El cine de los regalos fugaces


El mes pasado encontré en Tui una carpeta con fotocopias del catálogo dedicado a Godard por la Cinemateca Portuguesa en 1985, en concreto de un texto de Richard Roud titulado A crença no real (la creencia, o mejor, la fe en lo real): el texto del capítulo 4 de su libro Godard, publicado en 1967, que llevaba por título Realidad y Abstracción. Las fotocopias de ese texto y del programa de proyecciones -entre mayo y julio de 1985- con la filmografía anotada es todo lo que tengo de aquel catálogo, que tanto busqué y nunca encontré.


No recuerdo cuándo hice esas fotocopias, debió ser a principios de los 90 -quizá gracias a Carlos Oro (de vez en cuando aparecía con regalos así)-, y probablemente sólo son fotocopias de fotocopias -no tengo memoria de haber tenido el catálogo en las manos (no lo habría olvidado, estoy convencido)-, y ya las había dado por perdidas. Con esas páginas recuperadas vuelvo a ver Vivre sa vie (1962) -un filme dedicado a la serie B-, quizá la primera de las grandes películas de Godard; de esas películas suyas que son todo un cine: paisaje y retrato, documento y poema, ensayo y carta de amor. Una obra maestra iluminada por el gran Raoul Coutard. Cada día más bella. Cada vez que le ponemos los ojos encima.


En los sesenta Godard apuntó más de una vez aquello de que la imagen debe ser bella no por ser bella en (por) sí misma, sino por participar en lo que él llamaba el esplendor de la verdad. Ese esplendor que desprenden los filmes Bergman de Rossellini y que representaron la inspiración primordial de Godard en los años Karina.


Godard -en palabras de Richard Roud- está interesado en capturar el tiempo, el momento fugaz preservado en el ámbar, para toda la eternidad. Godard cree que para eso se inventó el cine. Dicho de otra forma: la captura del presente como función cardinal del cine. Para Roud, lo más importante de los filmes de Godard -recordemos, publica su libro sobre el cineasta en 1986- se cifra en la forma en que -valga (y vale) la redundancia- transforma el día a día del rodaje -el curso del tiempo- en una creación artística a través del poder de la abstracción.


En la encrucijada de la abstracción y la vida -en esa contradicción momentáneamente resuelta- deviene el crisol de la belleza de su cine.
Pues Godard está tan interesado en la abstracción -tanto visual como auditiva- como lo está en la mera aprehensión del momento (...) y son las tensiones creadas entre las exigencias de la realidad y las exigencias de la abstracción quienes originaron sus mejores filmes.

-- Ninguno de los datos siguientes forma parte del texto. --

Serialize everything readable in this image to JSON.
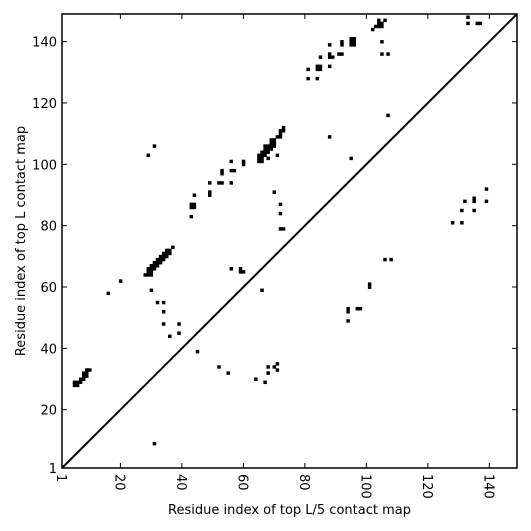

La profesión de fe en la vida (mejor que en lo real) le lleva a Godard a rodar con sonido directo los diálogos y los ruidos de Vivre sa vie, más aún, diálogos y ruidos grabados en la misma cinta, de tal forma que impedía cualquier montaje de sonido; en la postproducción sólo se le añadió la música.


En algunas escenas la mezcla de sonido se realizó en vivo, durante el rodaje, usando varios micrófonos para la grabación, pero en la primera escena del café (con el tiro de cámara en la nuca de Nana/Anna Karina) se empleó un solo micrófono para capturar tanto el diálogo como el ruido -la atmósfera- del local. De igual forma las músicas de las jukebox que suenan en el filme fueron grabadas en vivo, en un café o en una sala de billar.


Suzanne Schiffman, la script habitual de Godard en los sesenta, cuenta una anécdota reveladora de esa profesión de fe en la vida (que refleja su forma de entender el cine) durante el rodaje de Une femme mariée:
Godard siempre quiere conservar lo más posible de aquello que está filmando y, si surgen ruidos inesperados, los conserva. A menos que, evidentemente, lo inesperado provenga del equipo de rodaje y no del sonido de "la vida": el ruido de la cámara durante un travelling, por ejemplo. En Une femme mariée había un largo travelling en el aeropuerto de Orly, y se oía el desplazamiento de la cámara sobre los raíles. Toda la gente [del equipo] dijo: mejor, déjalo estar, total hay tantos ruidos extraños en los aeropuertos que nadie se va a dar cuenta, pensarán que es cualquier cosa [menos el travelling dichoso]. Pero nada de eso, Godard insistió en filmar el travelling otra vez.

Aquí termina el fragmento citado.